Amii aims for more "collisions" at Upper Bound

· The Pulse

In an effort to increase cross-pollination at the Upper Bound artificial intelligence conference, the Alberta Machine Intelligence Institute is encouraging a bit more intermingling of its streams.

Each day was dedicated to a programming theme last year, but the themes will run concurrently at this year's conference, running from May 21 to 24, to encourage more overlap among attendees, said Amii CEO Cam Linke.

"Those collisions and conversations are what really makes the conference unique," Linke told Taproot. "It's really about having all of those things going on at once so that even more of those collisions happen between all those communities every day."

The Edmonton Convention Centre was one venue among several last year, but it will be the central hub for about 4,000 attendees this time around.

"I think we have over 160 events and different sessions this year," Linke said. "The sheer size of the conference has gone up a lot, and being able to centralize that, at least a chunk of it, in one venue was really helpful."

Upper Bound's programming is split between 17 themes related to how AI intersects with specific industries and hot topics such as responsible use and large-language models. Linke curated the Business of AI stream, including an executive AI summit aimed at equipping the C-suite and corporate board members with the information they need.

Linke based his programming choices on conversations with local and international business people on what challenges and opportunities they see, such as change management for businesses adopting AI, leveraging generative AI for customer service, and how to use AI responsibly.

"These are common themes whether you're here in Edmonton or Kansas City or wherever — all around the world," Linke said. "You're trying to figure this out as a company, as a board, and as executive leadership."

All conference programming has a technical proficiency rating from one (most accessible) to five (most complex). Linke has a few suggestions for Level 1 events. There's "Funny AI Fails and How to Avoid Them" on May 22, a session on debunking AI myths in cinema on May 23, and Upper Bound's signature party on May 23 at The Canadian Icehouse and The Banquet Bar.

"Thursday night is a great time to go out and meet a whole bunch of people, some whose technical level is going to be decades beyond yours, and some who have even less than what you may think you have," Linke said. "The ability to have conversations and just be out and interact with the very welcome and friendly community is always the best way to dig in and learn more."

Seated people watch a speaker at a podium on a stage with signs reading "Upper Bound" and "Amii."

Changes to the programming schedule and a greater focus on the Edmonton Convention Centre are meant to increase interactions at this year's Upper Bound conference by the Alberta Machine Intelligence Institute. (Michel Feist/Ampersand Grey)

Linke did not want to choose favourites among the speakers, but did name a few exciting visitors. Amii alumnus Deon Nicholas, the CEO of Forethought, talks customer experience on May 23; Jack Newton, the founder and CEO of Clio, is part of the "Disrupt, Scale, Repeat" session on May 21; and Gerri Sinclair, an Amii board member and the vice-president for innovation at the Vancouver International Airport, talks AI strategy for business growth on May 21. Representatives from Google and Microsoft will also speak. A speaker from OpenAI, the creator of ChatGPT, is confirmed, with details to be announced soon.

Amii will showcase its own team during Upper Bound, too. Richard Sutton, who announced a venture called OpenMind Research during last year's conference and got $4.8 million from Huawei in November, is part of the Continual Learning panel on May 22. He speaks alongside Michael Bowling and Amy Zhang. Other Amii researchers will discuss work on video games and large-language models, among other things.

"The week ultimately is meant to show off the incredible community that we have here, and we're one part of it, and we're certainly proud," Linke said.
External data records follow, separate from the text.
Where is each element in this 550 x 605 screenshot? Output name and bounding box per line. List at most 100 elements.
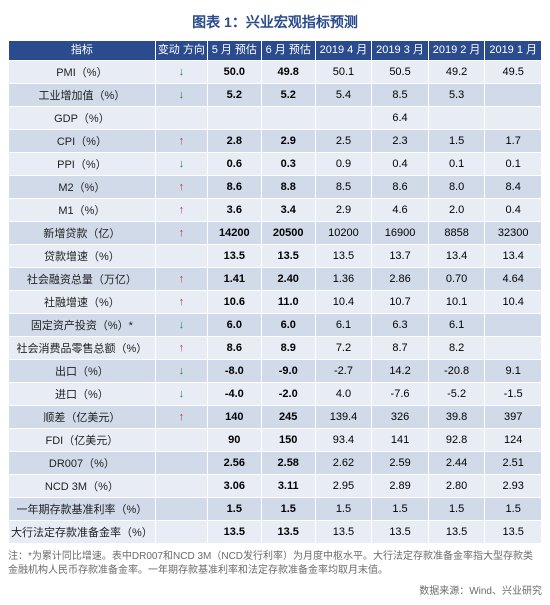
cell-direction	[155, 452, 207, 475]
cell-value	[485, 84, 542, 107]
cell-value: -1.5	[485, 383, 542, 406]
cell-value: 14.2	[372, 360, 429, 383]
cell-value: 13.5	[315, 245, 372, 268]
cell-value: 13.5	[207, 521, 261, 544]
cell-indicator: 顺差（亿美元）	[9, 406, 156, 429]
cell-indicator: 贷款增速（%）	[9, 245, 156, 268]
cell-value: 4.0	[315, 383, 372, 406]
cell-value: 139.4	[315, 406, 372, 429]
cell-value: 49.2	[428, 61, 485, 84]
cell-value: 8.7	[372, 337, 429, 360]
arrow-up-icon: ↑	[179, 135, 185, 147]
col-mar19: 2019 3 月	[372, 41, 429, 61]
cell-direction: ↑	[155, 199, 207, 222]
arrow-up-icon: ↑	[179, 181, 185, 193]
cell-value: 8.5	[315, 176, 372, 199]
cell-value: 4.6	[372, 199, 429, 222]
cell-value: 2.9	[315, 199, 372, 222]
cell-indicator: 新增贷款（亿）	[9, 222, 156, 245]
cell-value: 32300	[485, 222, 542, 245]
cell-direction	[155, 475, 207, 498]
cell-value: 8.6	[207, 176, 261, 199]
cell-value: -2.0	[261, 383, 315, 406]
table-row: 一年期存款基准利率（%）1.51.51.51.51.51.5	[9, 498, 542, 521]
cell-value: 13.5	[261, 245, 315, 268]
cell-direction: ↑	[155, 291, 207, 314]
cell-value: 124	[485, 429, 542, 452]
cell-value: 3.4	[261, 199, 315, 222]
table-row: 顺差（亿美元）↑140245139.432639.8397	[9, 406, 542, 429]
cell-value: 2.9	[261, 130, 315, 153]
cell-direction	[155, 498, 207, 521]
cell-value	[428, 107, 485, 130]
table-row: FDI（亿美元）9015093.414192.8124	[9, 429, 542, 452]
cell-indicator: PPI（%）	[9, 153, 156, 176]
table-row: GDP（%）6.4	[9, 107, 542, 130]
cell-value: 10.7	[372, 291, 429, 314]
cell-value: 93.4	[315, 429, 372, 452]
cell-value: 6.3	[372, 314, 429, 337]
cell-value	[485, 314, 542, 337]
table-row: 出口（%）↓-8.0-9.0-2.714.2-20.89.1	[9, 360, 542, 383]
cell-indicator: 固定资产投资（%）*	[9, 314, 156, 337]
cell-value: 326	[372, 406, 429, 429]
cell-value: 2.56	[207, 452, 261, 475]
arrow-down-icon: ↓	[179, 89, 185, 101]
cell-value: 1.5	[207, 498, 261, 521]
cell-value: 13.5	[207, 245, 261, 268]
arrow-down-icon: ↓	[179, 365, 185, 377]
cell-value: 1.5	[315, 498, 372, 521]
cell-indicator: NCD 3M（%）	[9, 475, 156, 498]
cell-value: 2.95	[315, 475, 372, 498]
cell-value: 10.6	[207, 291, 261, 314]
cell-value: 397	[485, 406, 542, 429]
cell-indicator: FDI（亿美元）	[9, 429, 156, 452]
cell-indicator: PMI（%）	[9, 61, 156, 84]
cell-value: 92.8	[428, 429, 485, 452]
cell-value: 6.1	[428, 314, 485, 337]
cell-value: 39.8	[428, 406, 485, 429]
cell-value: 50.0	[207, 61, 261, 84]
arrow-down-icon: ↓	[179, 158, 185, 170]
col-apr19: 2019 4 月	[315, 41, 372, 61]
table-row: 社融增速（%）↑10.611.010.410.710.110.4	[9, 291, 542, 314]
cell-value: -7.6	[372, 383, 429, 406]
cell-indicator: 社融增速（%）	[9, 291, 156, 314]
cell-value: 1.5	[428, 130, 485, 153]
cell-direction: ↓	[155, 153, 207, 176]
col-may-est: 5 月 预估	[207, 41, 261, 61]
cell-value: 2.5	[315, 130, 372, 153]
cell-value: 6.1	[315, 314, 372, 337]
cell-value: 2.0	[428, 199, 485, 222]
cell-direction: ↓	[155, 84, 207, 107]
cell-value: 2.89	[372, 475, 429, 498]
cell-value: 0.4	[485, 199, 542, 222]
table-row: DR007（%）2.562.582.622.592.442.51	[9, 452, 542, 475]
arrow-up-icon: ↑	[179, 296, 185, 308]
cell-value: 2.86	[372, 268, 429, 291]
arrow-up-icon: ↑	[179, 204, 185, 216]
cell-value: 13.5	[261, 521, 315, 544]
col-direction: 变动 方向	[155, 41, 207, 61]
cell-value: 0.4	[372, 153, 429, 176]
forecast-table: 指标 变动 方向 5 月 预估 6 月 预估 2019 4 月 2019 3 月…	[8, 40, 542, 544]
cell-direction: ↓	[155, 61, 207, 84]
cell-indicator: 出口（%）	[9, 360, 156, 383]
cell-value: 2.51	[485, 452, 542, 475]
arrow-up-icon: ↑	[179, 273, 185, 285]
table-row: PMI（%）↓50.049.850.150.549.249.5	[9, 61, 542, 84]
cell-value: -4.0	[207, 383, 261, 406]
cell-direction	[155, 107, 207, 130]
cell-value: 16900	[372, 222, 429, 245]
cell-indicator: 社会消费品零售总额（%）	[9, 337, 156, 360]
cell-value: 7.2	[315, 337, 372, 360]
cell-value: 8.4	[485, 176, 542, 199]
cell-value: -20.8	[428, 360, 485, 383]
cell-direction: ↑	[155, 337, 207, 360]
cell-value: 0.3	[261, 153, 315, 176]
data-source: 数据来源：Wind、兴业研究	[8, 582, 542, 597]
cell-value	[261, 107, 315, 130]
cell-indicator: M2（%）	[9, 176, 156, 199]
arrow-down-icon: ↓	[179, 388, 185, 400]
cell-value: 50.5	[372, 61, 429, 84]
The region's ecosystem outside of Amii will also be on display, including several third-party-organized community events that are free to attend. Taproot is hosting one on May 21 called "Don't let the pink slime get you," a fireside chat with Katrina Ingram of Ethically Aligned AI and Taproot co-founder Mack Male on AI's role in local journalism.

The federal budget released in April included $2.4 billion for Canada's AI strategy, of which $2 billion will be dedicated to increasing access to computing resources for researchers, startups, and scaleups. Linke emphasized the significance of investing in "compute," an essential part of training and deploying AI models.

"Compute is the biggest bottleneck right now to company growth and to research advancement in AI," he said. "The compute needs are becoming higher and higher, and for Canada, if we want to continue to lead in the area, we need to be able to have the compute capacity to be able to do that."

The budget announcement also included $400 million for several programs to help startups bring new technologies to market, equip businesses to deploy AI, and mitigate some of the technology's risks. Furthering AI adoption is also in Amii's wheelhouse, having received $30 million from the province in 2023 to help translate research into action.

Conference passes are on sale now. Tickets for the Upper Bound Party on May 23 are included with a pass but can also be purchased separately.